100g fresh broad beans (podded)
100g Asparagus (trimmed)
100g Purple sprouting broccoli
1 large shallot or 2 small, finely diced
2 garlic cloves minced
About 2 dessert spoons of walnut or rapeseed oil
Around 200ml chicken stock (or vegetable stock if desired)
About 2-3 dessert spoons freshly chopped parsley
7-9 mint leaves finely chopped
Salt and black pepper
Small knob of butter

Method

First prepare your veg, remove the woody ends of the asparagus, this is done by taking one in your hands and bending it near the trimmed end. It will naturally snap at the point you want it to then discard the woody end. Cut off the tips then dice the remaining parts of the stalk. Prepare the broad beans by removing from the pods; you need to end up with about 100g of beans and 100g of asparagus. The broccoli just needs trimming to remove any tough stringy ends if there are any.

Place a pan of lightly salted water on and bring to a boil, place the broad beans and asparagus in to the water and simmer for about two minutes just to blanch, you don’t want them fully cooked.
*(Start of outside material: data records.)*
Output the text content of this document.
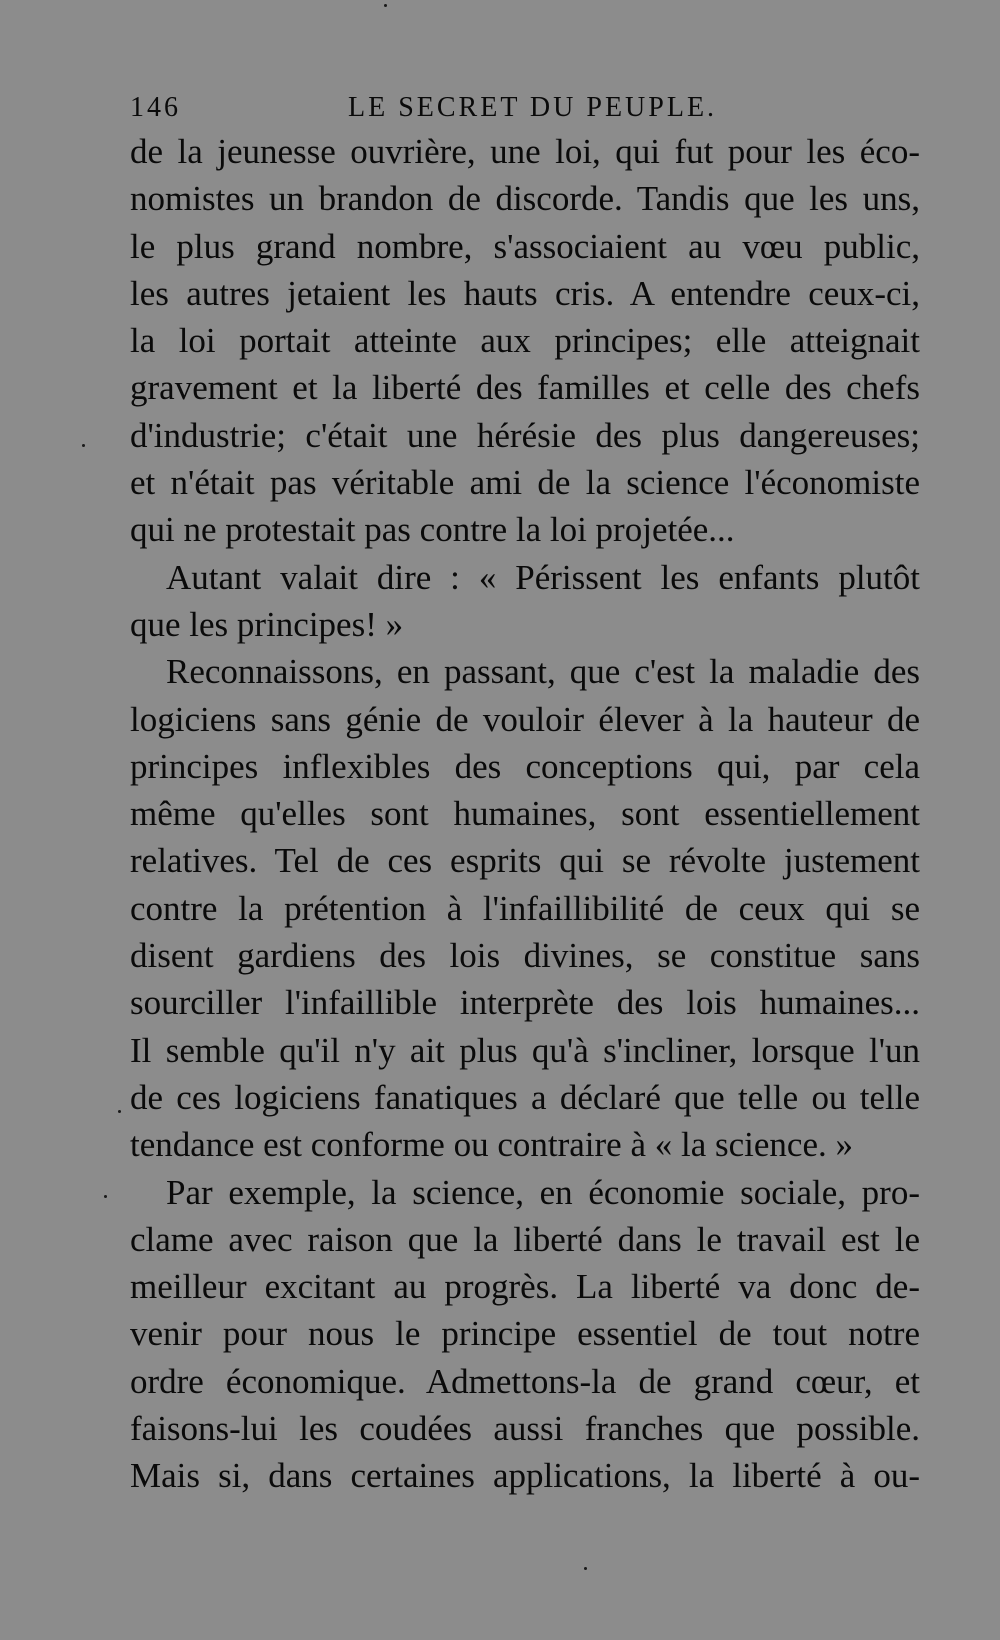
146	LE SECRET DU PEUPLE.
de la jeunesse ouvrière, une loi, qui fut pour les éco-
nomistes un brandon de discorde. Tandis que les uns,
le plus grand nombre, s'associaient au vœu public,
les autres jetaient les hauts cris. A entendre ceux-ci,
la loi portait atteinte aux principes; elle atteignait
gravement et la liberté des familles et celle des chefs
d'industrie; c'était une hérésie des plus dangereuses;
et n'était pas véritable ami de la science l'économiste
qui ne protestait pas contre la loi projetée...
Autant valait dire : « Périssent les enfants plutôt
que les principes! »
Reconnaissons, en passant, que c'est la maladie des
logiciens sans génie de vouloir élever à la hauteur de
principes inflexibles des conceptions qui, par cela
même qu'elles sont humaines, sont essentiellement
relatives. Tel de ces esprits qui se révolte justement
contre la prétention à l'infaillibilité de ceux qui se
disent gardiens des lois divines, se constitue sans
sourciller l'infaillible interprète des lois humaines...
Il semble qu'il n'y ait plus qu'à s'incliner, lorsque l'un
de ces logiciens fanatiques a déclaré que telle ou telle
tendance est conforme ou contraire à « la science. »
Par exemple, la science, en économie sociale, pro-
clame avec raison que la liberté dans le travail est le
meilleur excitant au progrès. La liberté va donc de-
venir pour nous le principe essentiel de tout notre
ordre économique. Admettons-la de grand cœur, et
faisons-lui les coudées aussi franches que possible.
Mais si, dans certaines applications, la liberté à ou-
Remove from the pan and place in to cold water, keep the boiling water on the go, you will need it later for the broccoli. De-shell the broad beans by popping the green insides out from the greyish shell. It’s easy to do, simply pinch off one end of the skin and squeeze out the bright green bean discarding the outer skin.

In a large frying pan and add the walnut or olive oil, bring up to a medium heat and gently fry the diced shallot for a few minutes until soft but not browned. Whilst that is cooking place the broccoli in to the boiling water and blanch for a couple of minutes. After blanching drain and add to the frying pan along with the garlic, a knob of butter, drain the other vegetables and add those too.

Lastly, add the chicken stock and cook on medium to high for about five minutes until the liquid has reduced by half and the vegetables are just cooked and tender. Stir in the chopped mint and parsley and season to taste.

Serve in a warmed deep bowl and you’re ready to eat a nice healthy meal.

If you are looking to make it that bit more decadent, add grated parmesan cheese and a dash of olive oil on top.